Le numéro inaugural de La Démocratie pacifique, daté du 1er août 1843, est consacré dans sa totalité à un Manifeste politique et social qui prend clairement position contre « l’esprit révolutionnaire » et contre « l’esprit de liberté anarchique, d’égalité violente et envieuse ». Notons à ce sujet que, tout au long de sa carrière, le journal porte en exergue la formule « progrès social sans révolution ». Le Manifeste s’achève par une adhésion explicite à la monarchie constitutionnelle et censitaire qui est, selon les rédacteurs « la forme de gouvernement la plus perfectionnée qui soit encore ». Cette prise de position non équivoque, la modération et le ton général de respect des institutions et des hiérarchies, qui caractérise le journal, lui vaudront, dès le mois de septembre, d’être attaqué sur sa gauche par La Réforme, quotidien républicain « radical », dirigé par Ledru-Rollin, Changarnier, Arago et Louis Blanc [6].
Néanmoins, La Démocratie pacifique connaît une évolution lente et progressive vers l’adoption définitive de l’idée républicaine.

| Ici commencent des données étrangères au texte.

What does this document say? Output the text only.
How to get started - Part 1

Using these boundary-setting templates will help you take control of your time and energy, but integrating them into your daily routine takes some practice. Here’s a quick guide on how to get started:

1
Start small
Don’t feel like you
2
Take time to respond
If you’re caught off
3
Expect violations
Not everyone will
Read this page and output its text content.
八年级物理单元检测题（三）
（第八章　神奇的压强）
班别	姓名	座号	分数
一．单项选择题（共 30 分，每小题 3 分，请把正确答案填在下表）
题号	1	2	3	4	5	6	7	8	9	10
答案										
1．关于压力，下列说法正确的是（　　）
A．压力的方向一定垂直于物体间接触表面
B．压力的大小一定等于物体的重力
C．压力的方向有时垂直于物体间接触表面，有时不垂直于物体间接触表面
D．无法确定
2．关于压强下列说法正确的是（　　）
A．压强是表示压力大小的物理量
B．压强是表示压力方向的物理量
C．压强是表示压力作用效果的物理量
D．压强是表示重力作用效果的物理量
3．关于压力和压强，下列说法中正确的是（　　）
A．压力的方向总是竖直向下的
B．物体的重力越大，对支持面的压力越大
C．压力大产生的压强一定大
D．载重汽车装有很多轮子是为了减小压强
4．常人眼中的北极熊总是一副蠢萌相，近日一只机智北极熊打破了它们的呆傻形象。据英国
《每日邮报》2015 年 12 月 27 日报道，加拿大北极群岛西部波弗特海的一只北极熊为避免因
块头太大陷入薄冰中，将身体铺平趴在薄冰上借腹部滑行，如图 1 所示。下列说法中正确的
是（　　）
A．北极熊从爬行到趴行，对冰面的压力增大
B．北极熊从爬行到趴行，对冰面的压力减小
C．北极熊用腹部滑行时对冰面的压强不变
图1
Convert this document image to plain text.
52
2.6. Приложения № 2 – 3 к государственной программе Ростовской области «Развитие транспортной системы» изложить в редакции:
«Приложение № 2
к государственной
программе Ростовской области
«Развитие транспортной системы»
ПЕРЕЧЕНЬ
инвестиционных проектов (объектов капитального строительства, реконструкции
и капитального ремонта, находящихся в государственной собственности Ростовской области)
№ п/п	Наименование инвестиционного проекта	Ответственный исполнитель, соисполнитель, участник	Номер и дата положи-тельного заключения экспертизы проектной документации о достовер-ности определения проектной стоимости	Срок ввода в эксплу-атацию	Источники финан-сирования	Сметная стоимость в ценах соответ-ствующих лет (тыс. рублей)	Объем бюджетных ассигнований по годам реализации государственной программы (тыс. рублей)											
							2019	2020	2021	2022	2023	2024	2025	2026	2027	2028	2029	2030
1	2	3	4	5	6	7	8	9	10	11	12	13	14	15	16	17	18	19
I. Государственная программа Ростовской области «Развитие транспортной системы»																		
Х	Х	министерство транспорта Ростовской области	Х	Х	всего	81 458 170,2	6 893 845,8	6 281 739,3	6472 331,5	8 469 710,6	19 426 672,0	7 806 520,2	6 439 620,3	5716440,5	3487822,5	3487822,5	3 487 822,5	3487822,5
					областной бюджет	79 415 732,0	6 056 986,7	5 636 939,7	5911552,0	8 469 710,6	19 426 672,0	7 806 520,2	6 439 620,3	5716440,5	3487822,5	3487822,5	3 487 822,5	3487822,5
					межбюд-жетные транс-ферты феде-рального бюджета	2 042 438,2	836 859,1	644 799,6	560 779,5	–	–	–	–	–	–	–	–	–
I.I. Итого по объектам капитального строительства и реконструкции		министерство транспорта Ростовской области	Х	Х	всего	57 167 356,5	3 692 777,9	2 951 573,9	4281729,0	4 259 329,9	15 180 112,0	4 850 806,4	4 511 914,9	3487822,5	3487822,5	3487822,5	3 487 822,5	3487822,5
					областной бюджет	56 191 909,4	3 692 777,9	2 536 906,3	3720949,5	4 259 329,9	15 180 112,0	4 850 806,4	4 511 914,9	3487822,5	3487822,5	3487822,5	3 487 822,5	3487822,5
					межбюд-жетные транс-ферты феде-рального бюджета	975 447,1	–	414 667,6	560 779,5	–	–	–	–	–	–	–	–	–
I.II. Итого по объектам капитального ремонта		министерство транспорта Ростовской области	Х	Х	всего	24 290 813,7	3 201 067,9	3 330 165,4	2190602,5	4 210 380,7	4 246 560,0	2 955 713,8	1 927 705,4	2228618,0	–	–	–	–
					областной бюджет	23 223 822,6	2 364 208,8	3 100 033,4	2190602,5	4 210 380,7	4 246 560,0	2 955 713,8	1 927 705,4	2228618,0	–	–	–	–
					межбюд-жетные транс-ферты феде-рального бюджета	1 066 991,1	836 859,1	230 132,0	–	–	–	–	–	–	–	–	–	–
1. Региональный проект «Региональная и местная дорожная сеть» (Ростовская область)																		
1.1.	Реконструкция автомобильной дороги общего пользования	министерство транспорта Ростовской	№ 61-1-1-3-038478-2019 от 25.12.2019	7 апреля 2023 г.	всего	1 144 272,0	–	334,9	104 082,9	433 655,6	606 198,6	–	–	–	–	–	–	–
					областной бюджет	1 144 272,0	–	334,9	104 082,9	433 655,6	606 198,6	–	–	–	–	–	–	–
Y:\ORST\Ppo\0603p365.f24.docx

Parallèlement, le journal porte de plus en plus souvent son attention sur la question des libertés démocratiques, il est vrai de plus en plus bafouées par le régime. Malgré tout, le souci de la réforme sociale prime toujours dans les colonnes du quotidien, sauf dans ses ultimes numéros, à la veille du coup d’État du 2 décembre 1851. Cette évolution, nous semble-t-il, commence sous l’influence de deux événements. D’abord, l’énorme retentissement de la Campagne des banquets, lancée par les républicains pendant l’année 1847. On voit alors La Démocratie pacifique se préoccuper de l’abaissement du cens et, même, envisager le suffrage universel [7].
Ensuite, autre circonstance importante, le journal, durant cette même année 1847, a été l’objet d’un procès qui, malgré l’acquittement, permit à la rédaction de mesurer les limites étroites de la liberté de presse et de s’apercevoir que le régime tolérait mal les dénonciations des tares du système capitaliste [8]. Il faut pourtant constater que cette évolution est alors, avant tout, le fait de la rédaction dans son ensemble et non celle de Victor Considerant personnellement. Aucun des articles consacrés à la question des libertés n’est, en 1847, signé de lui. En effet, au même moment, dans son livre Principes du socialisme, manifeste de la démocratie au XIXe siècle [9], il continue de considérer la monarchie constitutionnelle et parlementaire comme la plus parfaite des formes d’organisation politique possible, comme le nec plus ultra de la démocratie. En réalité, seuls les événements de février 1848 le font changer d’opinion.
La chute de Louis-Philippe constitue évidemment le début d’une autre grande étape dans l’évolution du journal. La Démocratie pacifique salue la révolution parce qu’elle a fait couler relativement peu de sang et qu’elle ouvre d’immenses perspectives à la réforme sociale [10]. Le manifeste électoral publié par le journal, à l’occasion des élections du 23 avril 1848 à l’Assemblée constituante, s’ouvre par la proclamation suivante : « La République de 1792 a détruit l’ordre ancien, la République de 1848 doit constituer un ordre nouveau ! » ; et se termine aux cris de : « Vive la République française ! Vive la libre confédération des peuples ! Advienne sur la terre le Royaume de Dieu et sa justice ! » [11]. Victor Considerant, quant à lui, considère enfin que l’instauration de la république constitue un pas en avant décisif vers la démocratie qui seule permettra, selon ses termes, « la réalisation de la double utopie de l’harmonie sociale et de la paix universelle » [12].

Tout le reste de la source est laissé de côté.